Une nouvelle fois Merci Mathias Malzieu !
«Une maladie du sang aussi grave que rare. C'est «idiopathique», comme ils disent, on n'en connaît pas la cause. J'imagine que mes excès de nuggets-crêpes et autres Coca avec un peu de whisky dedans ont quelque chose à voir avec tout ça mais apparemment pas. Le rock'n'roll ? La mélancolie ? Le chagrin d'amour ? La joie enragée ? Le sommeil bâclé ? Le deuil raté ? Le Nutella ? Non plus. C'est une loterie, un accident biologique. Ça peut arriver à tout le monde et ça n'arrive à presque personne. Une centaine de cas seulement en France. Pour la plupart des enfants ou des personnes âgées. Je suis un collector.
Au service hématologie de Cochin, même les plus jolies filles portent des chaussures en plastique de mémé et tout le monde est déguisé en fantôme froissé. La musique des machines à perfuser est une symphonie de sonneries de radioréveil des années 80. Les draps jaunes des «Hôpitaux de Paris» ont la même couleur que l'urine. Sans doute pour qu'on puisse se pisser dessus incognito. Mais tu es accueilli ici comme dans un château sept étoiles.

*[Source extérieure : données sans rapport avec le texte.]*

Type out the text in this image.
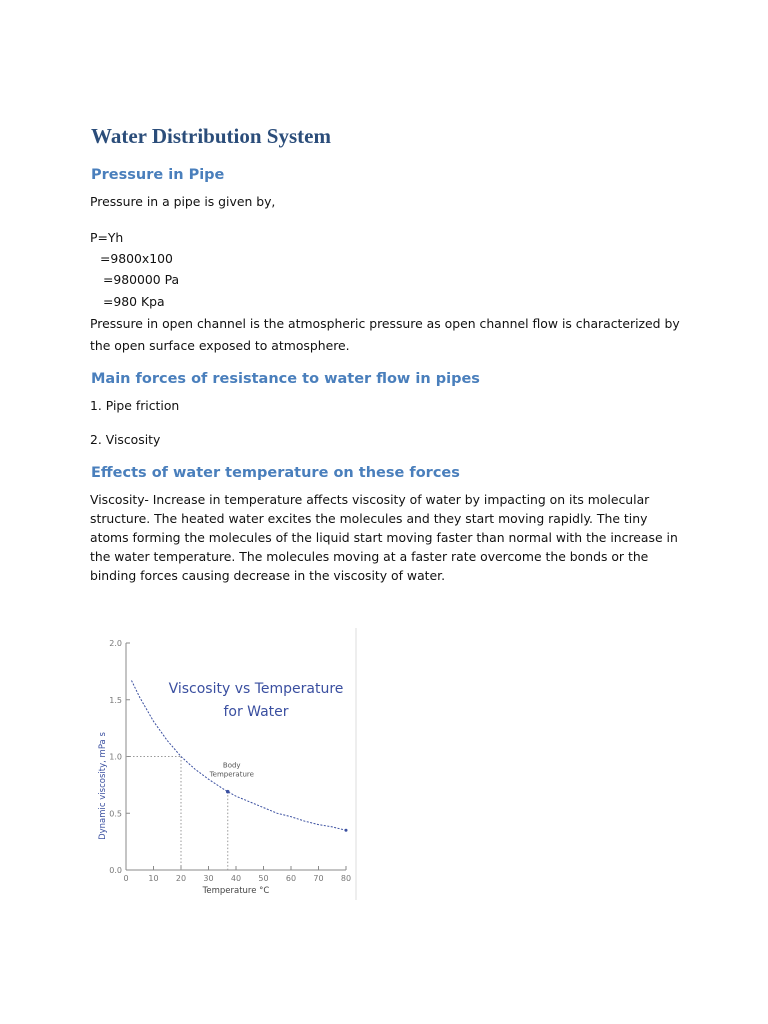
Water Distribution System
Pressure in Pipe

Pressure in a pipe is given by,

P=Yh

=9800x100

=980000 Pa

=980 Kpa

Pressure in open channel is the atmospheric pressure as open channel flow is characterized by

the open surface exposed to atmosphere.

Main forces of resistance to water flow in pipes

1. Pipe friction

2. Viscosity

Effects of water temperature on these forces

Viscosity- Increase in temperature affects viscosity of water by impacting on its molecular

structure. The heated water excites the molecules and they start moving rapidly. The tiny

atoms forming the molecules of the liquid start moving faster than normal with the increase in

the water temperature. The molecules moving at a faster rate overcome the bonds or the

binding forces causing decrease in the viscosity of water.

0.0
0.5
1.0
1.5
2.0
0 10 20 30 40 50 60 70 80
Viscosity vs Temperature
for Water
Body
Temperature
Temperature °C
Dynamic viscosity, mPa s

Je commence à m'attacher à eux. Ils m'impressionnent de patience et d'écoute. Ils tiennent droit dans ce flot d'ombres à grumeaux qui balaient les couloirs de l'hôpital. Ils pilotent des canaux de sauvetage avec de tout petits gouvernails dans des tempêtes de détresse. Ils sont beaux.
Les doutes s'installent vite une fois enfermé en chambre stérile avec des fils partout et un petit bracelet en plastique siglé de son nom et d'un code-barres. La confiance en soi est ébranlée. Le désir amoureux, lui, devient nébuleux. Être privé de vie sociale. Ne plus travailler. Dans le regard des uns ou l'intonation des autres, on se transforme en monstre fragile. Et surtout, on commence à se faire peur. Je chercher à rigoler un peu. Parfois, je ne trouve pas. Quelque chose de moi est encore dans ce sac plastique contenant mes vêtements d'avant. Mon identité est frelatée, chaque jour qui passe rend le combat pour rester moi-même plus difficile. Car désormais je suis un vrai vampire. Restent les coups de téléphone à mon père, ma soeur et quelques amis. Restent les yeux de Rosy.
Pendant ce temps, le printemps vient se la péter sous ma fenêtre. Le soleil offre son décolleté de lumière derrière la vitre, je peux presque la caresser. Je veux être ébloui à m'en cramer la rétine. Je suis un vampire qui aime la lumière car le souvenir de mes sensations d'être humain n'a pas totalement disparu. Respirer l'odeur du vent, avec ce goût de châtaigne et de feuilles mortes. Planter un stéthoscope dans les nuages pour écouter le bruit de la pluie qui se fabrique. Manger les derniers flocons de l'hiver à même le ciel. Et ce dont je rêve par-dessus tout : aller chercher le pain, manger le quignon en marchant et acheter les journaux.
Bien sûr, on en trouvera toujours pour venir s'essuyer les pieds sur vos rêves : «Des Vinyles ? Mais plus personne n'écoute de vinyles ou Mais ça va te fatiguer tout ça, non ?» Ils ont raison au fond. C'est d'ailleurs exactement parce qu'ils ont raison qu'ils ne prennent pas en compte la passion.
Dionysos : qui est né deux fois. D'abord du ventre de Sémélé, puis de la cuisse de Jupiter qui le sauve du ventre de sa mère morte pendant la grossesse en s'entaillant la cuisse pour y coudre l'enfant qui y terminera sa gestation. Moi aussi je suis né deux fois. D'abord du ventre ma mère, puis des cellules d'une bio-mère manipulées par hémato-poète. Je ne crois pas trop aux Dieux mais en Dionysos oui. Le nom de ma tribu électrique fait résonner les symboles ...
Ma meilleure évasion reste la création. L'invention. Les liens fragiles et magiques à tisser entre rêve et réalité. La poésie est le dessert de l'esprit, l'humour en est le fruit.»